The great suspicion with YC is what proportion of YC companies have all their customers being a mix of other YC companies and those with shared investors?
There is a real danger with current era Bay Area tech that it is just a game of musical chairs played with money, with remarkably little external value being generated.
> There is a real danger with current era Bay Area tech that it is just a game of musical chairs played with money, with remarkably little external value being generated.
It was nothing like as bad as this 10 years ago, no.
Just look at the state of successful exits - it is awful. This is not the same as an ecosystem producing Sun, HP, Apple or even Google, which all had enormous positive externalities.

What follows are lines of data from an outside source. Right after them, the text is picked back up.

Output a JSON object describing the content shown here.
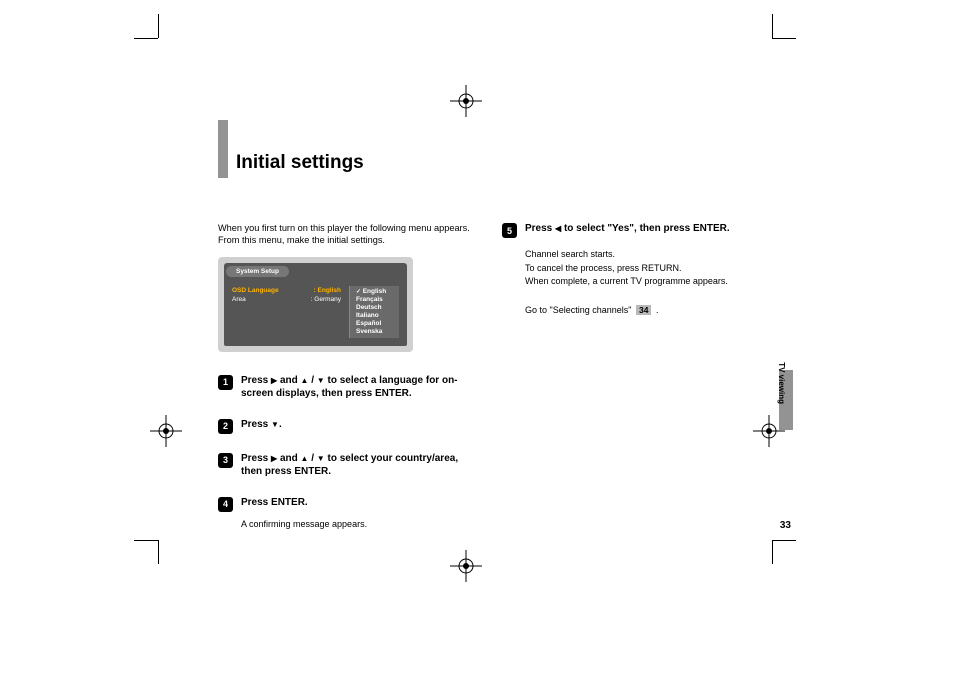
{
  "heading": "Initial settings",
  "intro": "When you first turn on this player the following menu appears. From this menu, make the initial settings.",
  "osd": {
    "tab": "System Setup",
    "rows": [
      {
        "label": "OSD Language",
        "value": ": English",
        "selected": true
      },
      {
        "label": "Area",
        "value": ": Germany",
        "selected": false
      }
    ],
    "options": [
      "English",
      "Français",
      "Deutsch",
      "Italiano",
      "Español",
      "Svenska"
    ]
  },
  "steps": {
    "s1": {
      "num": "1",
      "pre": "Press ",
      "mid": " and ",
      "post": " to select a language for on-screen displays, then press ENTER."
    },
    "s2": {
      "num": "2",
      "pre": "Press ",
      "post": "."
    },
    "s3": {
      "num": "3",
      "pre": "Press ",
      "mid": " and ",
      "post": " to select your country/area, then press ENTER."
    },
    "s4": {
      "num": "4",
      "text": "Press ENTER.",
      "sub": "A confirming message appears."
    },
    "s5": {
      "num": "5",
      "pre": "Press ",
      "post": " to select \"Yes\", then press ENTER.",
      "sub1": "Channel search starts.",
      "sub2": "To cancel the process, press RETURN.",
      "sub3": "When complete, a current TV programme appears."
    }
  },
  "goto": {
    "pre": "Go to \"Selecting channels\" ",
    "ref": "34",
    "post": " ."
  },
  "sideTab": "TV viewing",
  "pageNumber": "33",
  "glyphs": {
    "right": "▶",
    "left": "◀",
    "up": "▲",
    "down": "▼",
    "slash": " / "
  }
}
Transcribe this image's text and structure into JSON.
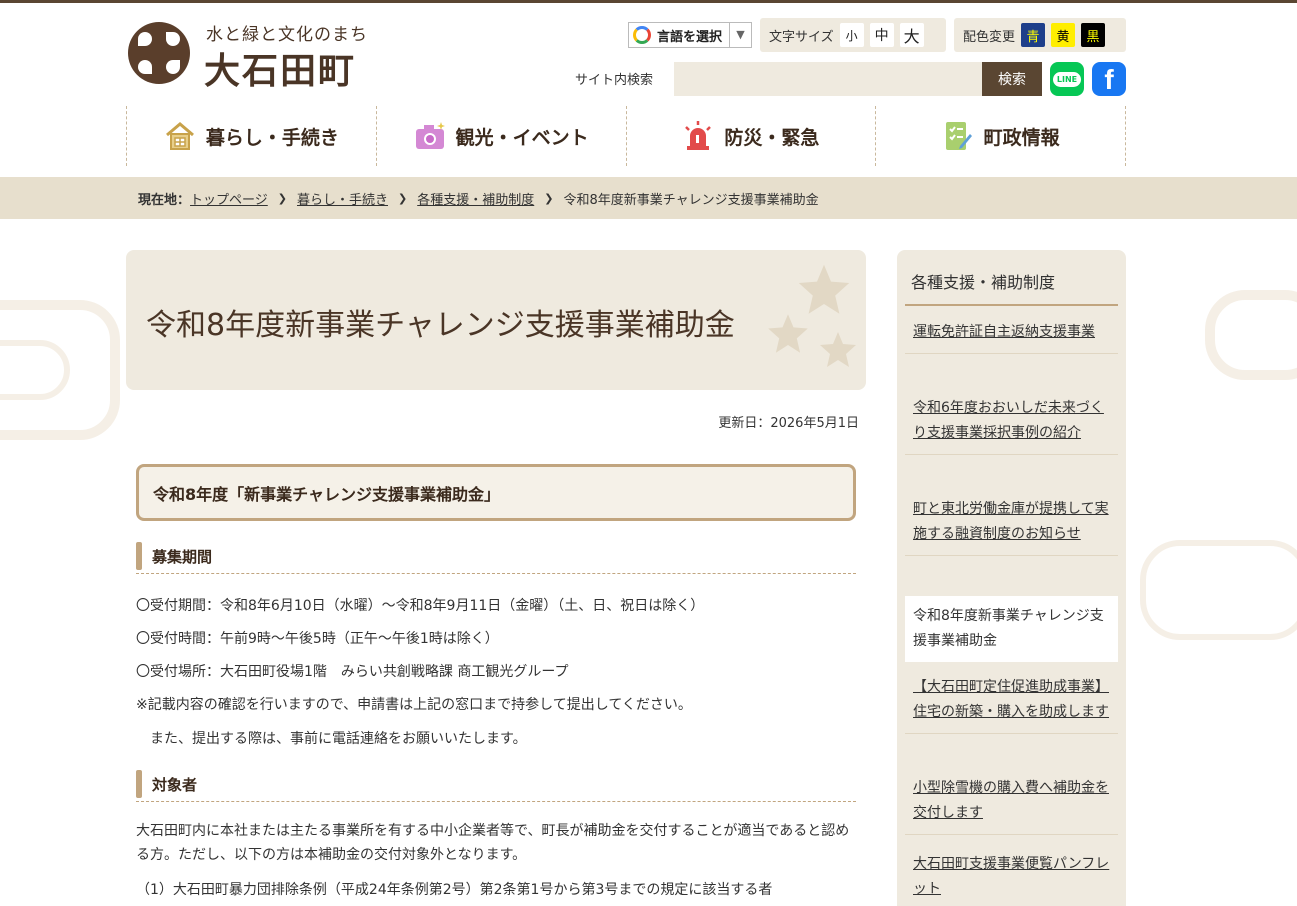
{
  "header": {
    "tagline": "水と緑と文化のまち",
    "town_name": "大石田町",
    "language_button": "言語を選択",
    "language_arrow": "▼",
    "font_size_label": "文字サイズ",
    "font_sizes": [
      "小",
      "中",
      "大"
    ],
    "color_label": "配色変更",
    "colors": [
      {
        "label": "青",
        "bg": "#1e3f8a",
        "fg": "#ffff00"
      },
      {
        "label": "黄",
        "bg": "#ffee00",
        "fg": "#000000"
      },
      {
        "label": "黒",
        "bg": "#000000",
        "fg": "#ffff00"
      }
    ],
    "search_label": "サイト内検索",
    "search_placeholder": "",
    "search_button": "検索",
    "line_label": "LINE",
    "facebook_label": "f"
  },
  "nav": [
    {
      "label": "暮らし・手続き",
      "icon": "house-icon",
      "color": "#c8a24a"
    },
    {
      "label": "観光・イベント",
      "icon": "camera-icon",
      "color": "#c86bc8"
    },
    {
      "label": "防災・緊急",
      "icon": "siren-icon",
      "color": "#d83a3a"
    },
    {
      "label": "町政情報",
      "icon": "checklist-icon",
      "color": "#8ab84a"
    }
  ],
  "breadcrumb": {
    "label": "現在地：",
    "items": [
      "トップページ",
      "暮らし・手続き",
      "各種支援・補助制度"
    ],
    "current": "令和8年度新事業チャレンジ支援事業補助金",
    "separator": "❯"
  },
  "main": {
    "title": "令和8年度新事業チャレンジ支援事業補助金",
    "updated": "更新日：2026年5月1日",
    "section_title": "令和8年度「新事業チャレンジ支援事業補助金」",
    "recruit_heading": "募集期間",
    "recruit_lines": [
      "〇受付期間：令和8年6月10日（水曜）～令和8年9月11日（金曜）（土、日、祝日は除く）",
      "〇受付時間：午前9時～午後5時（正午～午後1時は除く）",
      "〇受付場所：大石田町役場1階　みらい共創戦略課 商工観光グループ",
      "※記載内容の確認を行いますので、申請書は上記の窓口まで持参して提出してください。",
      "　また、提出する際は、事前に電話連絡をお願いいたします。"
    ],
    "target_heading": "対象者",
    "target_text": "大石田町内に本社または主たる事業所を有する中小企業者等で、町長が補助金を交付することが適当であると認める方。ただし、以下の方は本補助金の交付対象外となります。",
    "target_item1": "（1）大石田町暴力団排除条例（平成24年条例第2号）第2条第1号から第3号までの規定に該当する者"
  },
  "sidebar": {
    "heading": "各種支援・補助制度",
    "items": [
      "運転免許証自主返納支援事業",
      "令和6年度おおいしだ未来づくり支援事業採択事例の紹介",
      "町と東北労働金庫が提携して実施する融資制度のお知らせ",
      "令和8年度新事業チャレンジ支援事業補助金",
      "【大石田町定住促進助成事業】住宅の新築・購入を助成します",
      "小型除雪機の購入費へ補助金を交付します",
      "大石田町支援事業便覧パンフレット"
    ]
  }
}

Ten years ago was 2014 - Sun, HP, Apple and Google were all very much "old hat" and entrenched. Hell, HP was in the process of significantly cutting back it's business and eliminating jobs[1] (34,000 lost jobs in 2013 and ~16,000 in 2014 is an interesting "positive externality" lol). There was no ecosystem producing them, they were the people who were either running SV, or realizing that their time in the sun was coming to an end.
Yes it was like this for Apple, Microsoft, Google, Facebook. The difference is that at that time the genius youngster (which is just the son of some already successful people) creating startups were cool. Now nobody wants to make or watch a movie about Sam Altman and OpenAI.
This can be a good thing. One of the hardest things about building new software products is getting initial customers to discover your bugs, missed requirements etc and also add credibility.
As an enterprises SaaS buyer, I'd much rather use a code documentation tool that'd been circle jerked around a YC batch a few times compared to one with no prior customers.